Figure A1.

The expression, purification and identification of recombinant lamprey Vav3 his-tag fusion protein. A pET-32a (+) vector was used as the expression vector for expressing lamprey Vav3 open reading frame (ORF) region in Escherichia coli BL21 (DE3) as a fusion protein with 6× His-tag. The recombinant lamprey Vav3 was separated by 12% SDS-PAGE and stained with coomassie brilliant blue R-250. (a) The recombinant lamprey Vav3 was overexpressed in E. coli BL21 (DE3) strain by 1 and 0.1 mM IPTG induction.
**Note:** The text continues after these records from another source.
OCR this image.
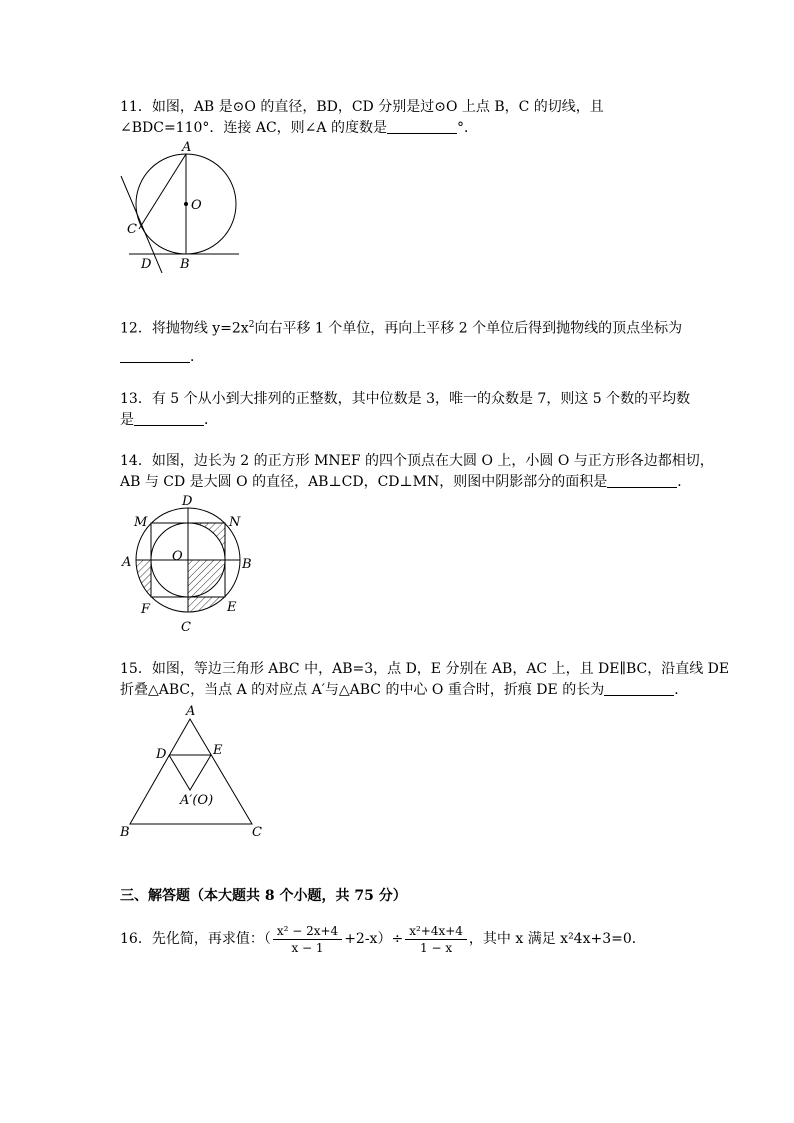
11．如图，AB 是⊙O 的直径，BD，CD 分别是过⊙O 上点 B，C 的切线，且
∠BDC=110°．连接 AC，则∠A 的度数是	°．
A
O
C
D B
12．将抛物线 $y=2x^2$向右平移 1 个单位，再向上平移 2 个单位后得到抛物线的顶点坐标为
．
13．有 5 个从小到大排列的正整数，其中位数是 3，唯一的众数是 7，则这 5 个数的平均数
是	．
14．如图，边长为 2 的正方形 MNEF 的四个顶点在大圆 O 上，小圆 O 与正方形各边都相切，
AB 与 CD 是大圆 O 的直径，AB⊥CD，CD⊥MN，则图中阴影部分的面积是	．
D
M	N
A	O
B
F	E
C
15．如图，等边三角形 ABC 中，AB=3，点 D，E 分别在 AB，AC 上，且 DE∥BC，沿直线 DE
折叠△ABC，当点 A 的对应点 A′与△ABC 的中心 O 重合时，折痕 DE 的长为	．
A
D	E
A′(O)
B	C
三、解答题（本大题共 8 个小题，共 75 分）
16．先化简，再求值：（ $\frac{\text{x² − 2x+4}}{x - 1} +2-x)\div \frac{\text{x²+4x+4}}{1 - x}$ ，其中 x 满足 x²4x+3=0．
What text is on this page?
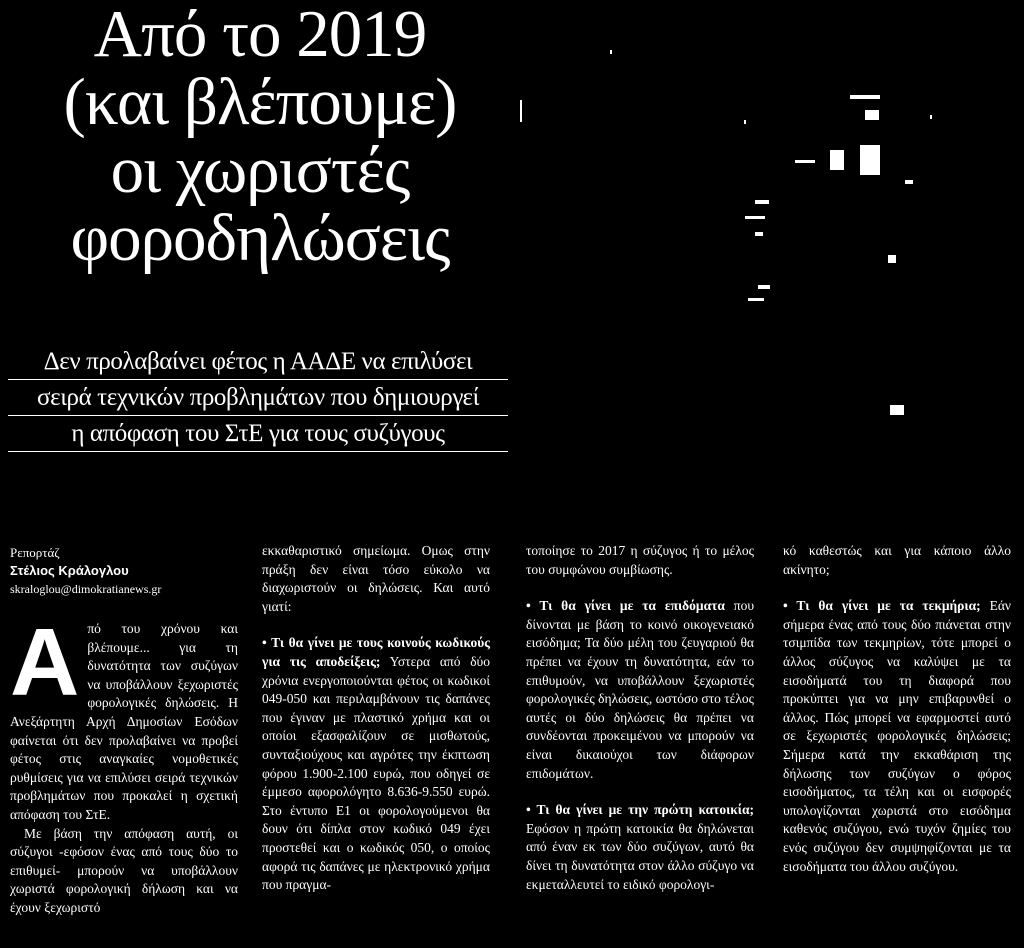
Από το 2019
(και βλέπουμε)
οι χωριστές
φοροδηλώσεις
Δεν προλαβαίνει φέτος η ΑΑΔΕ να επιλύσει
σειρά τεχνικών προβλημάτων που δημιουργεί
η απόφαση του ΣτΕ για τους συζύγους
Ρεπορτάζ
Στέλιος Κράλογλου
skraloglou@dimokratianews.gr

Α πό του χρόνου και βλέπουμε... για τη δυνατότητα των συζύγων να υποβάλλουν ξεχωριστές φορολογικές δηλώσεις. Η Ανεξάρτητη Αρχή Δημοσίων Εσόδων φαίνεται ότι δεν προλαβαίνει να προβεί φέτος στις αναγκαίες νομοθετικές ρυθμίσεις για να επιλύσει σειρά τεχνικών προβλημάτων που προκαλεί η σχετική απόφαση του ΣτΕ.

Με βάση την απόφαση αυτή, οι σύζυγοι -εφόσον ένας από τους δύο το επιθυμεί- μπορούν να υποβάλλουν χωριστά φορολογική δήλωση και να έχουν ξεχωριστό

εκκαθαριστικό σημείωμα. Ομως στην πράξη δεν είναι τόσο εύκολο να διαχωριστούν οι δηλώσεις. Και αυτό γιατί:

• Τι θα γίνει με τους κοινούς κωδικούς για τις αποδείξεις; Υστερα από δύο χρόνια ενεργοποιούνται φέτος οι κωδικοί 049-050 και περιλαμβάνουν τις δαπάνες που έγιναν με πλαστικό χρήμα και οι οποίοι εξασφαλίζουν σε μισθωτούς, συνταξιούχους και αγρότες την έκπτωση φόρου 1.900-2.100 ευρώ, που οδηγεί σε έμμεσο αφορολόγητο 8.636-9.550 ευρώ. Στο έντυπο Ε1 οι φορολογούμενοι θα δουν ότι δίπλα στον κωδικό 049 έχει προστεθεί και ο κωδικός 050, ο οποίος αφορά τις δαπάνες με ηλεκτρονικό χρήμα που πραγμα-

τοποίησε το 2017 η σύζυγος ή το μέλος του συμφώνου συμβίωσης.

• Τι θα γίνει με τα επιδόματα που δίνονται με βάση το κοινό οικογενειακό εισόδημα; Τα δύο μέλη του ζευγαριού θα πρέπει να έχουν τη δυνατότητα, εάν το επιθυμούν, να υποβάλλουν ξεχωριστές φορολογικές δηλώσεις, ωστόσο στο τέλος αυτές οι δύο δηλώσεις θα πρέπει να συνδέονται προκειμένου να μπορούν να είναι δικαιούχοι των διάφορων επιδομάτων.

• Τι θα γίνει με την πρώτη κατοικία; Εφόσον η πρώτη κατοικία θα δηλώνεται από έναν εκ των δύο συζύγων, αυτό θα δίνει τη δυνατότητα στον άλλο σύζυγο να εκμεταλλευτεί το ειδικό φορολογι-

κό καθεστώς και για κάποιο άλλο ακίνητο;

• Τι θα γίνει με τα τεκμήρια; Εάν σήμερα ένας από τους δύο πιάνεται στην τσιμπίδα των τεκμηρίων, τότε μπορεί ο άλλος σύζυγος να καλύψει με τα εισοδήματά του τη διαφορά που προκύπτει για να μην επιβαρυνθεί ο άλλος. Πώς μπορεί να εφαρμοστεί αυτό σε ξεχωριστές φορολογικές δηλώσεις; Σήμερα κατά την εκκαθάριση της δήλωσης των συζύγων ο φόρος εισοδήματος, τα τέλη και οι εισφορές υπολογίζονται χωριστά στο εισόδημα καθενός συζύγου, ενώ τυχόν ζημίες του ενός συζύγου δεν συμψηφίζονται με τα εισοδήματα του άλλου συζύγου.
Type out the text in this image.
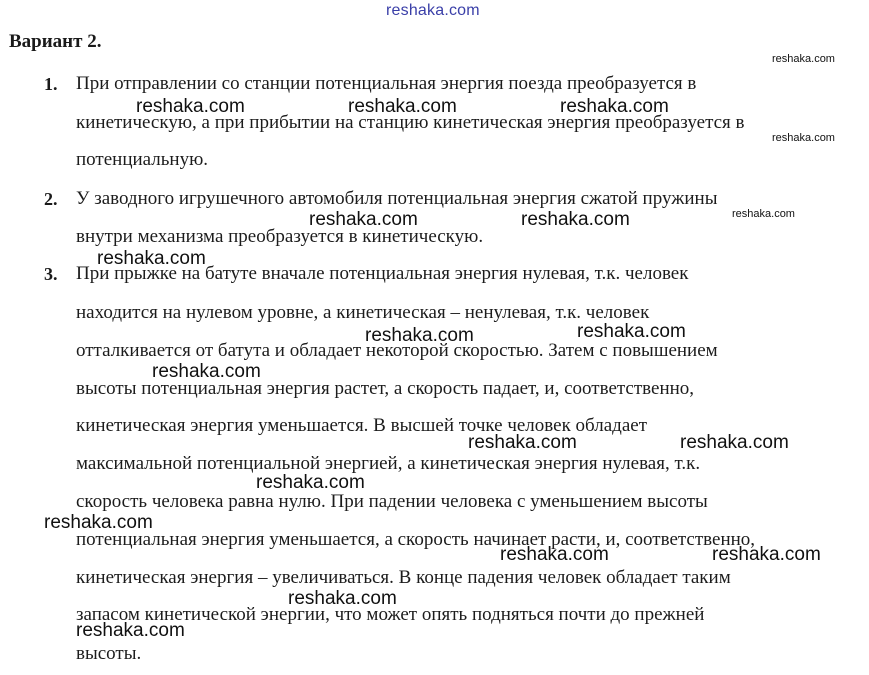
reshaka.com
Вариант 2.
1. При отправлении со станции потенциальная энергия поезда преобразуется в
кинетическую, а при прибытии на станцию кинетическая энергия преобразуется в
потенциальную.
2. У заводного игрушечного автомобиля потенциальная энергия сжатой пружины
внутри механизма преобразуется в кинетическую.
3. При прыжке на батуте вначале потенциальная энергия нулевая, т.к. человек
находится на нулевом уровне, а кинетическая – ненулевая, т.к. человек
отталкивается от батута и обладает некоторой скоростью. Затем с повышением
высоты потенциальная энергия растет, а скорость падает, и, соответственно,
кинетическая энергия уменьшается. В высшей точке человек обладает
максимальной потенциальной энергией, а кинетическая энергия нулевая, т.к.
скорость человека равна нулю. При падении человека с уменьшением высоты
потенциальная энергия уменьшается, а скорость начинает расти, и, соответственно,
кинетическая энергия – увеличиваться. В конце падения человек обладает таким
запасом кинетической энергии, что может опять подняться почти до прежней
высоты.
reshaka.com	reshaka.com	reshaka.com
reshaka.com	reshaka.com
reshaka.com
reshaka.com
reshaka.com
reshaka.com
reshaka.com	reshaka.com
reshaka.com
reshaka.com
reshaka.com	reshaka.com
reshaka.com
reshaka.com
reshaka.com
reshaka.com
reshaka.com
M: protein marker; 1: crude lysate of E. Coli BL21 (DE3) transformed by pET-32a (+) vector with 1mM IPTG induction; 2: crude lysate of E. Coli BL21 transformed by pET-32a (+lamprey Vav3) vector without IPTG induction; 3: crude lysate of E. Coli BL21 transformed by pET-32a (+lamprey Vav3) vector with 1mM IPTG induction; 4: crude lysate of E. Coli BL21 transformed by pET-32a (+lamprey Vav3) vector with 0.1mM IPTG induction; (b) The recombinant lamprey Vav3 his-tag fusion protein was purified by using affinity chromatography method with Ni-NTA His-Bind^® Resin. M: protein marker; 1: target protein eluted with 25 mM imidazole elution buffer; 2: target protein eluted by 100 mM imidazole elution buffer; (c,d) Peptide mass fingerprinting analysis of recombinant lamprey Vav3 protein bands 1 and 2 by an autoflex™ speed MALDI-TOF mass spectrometer.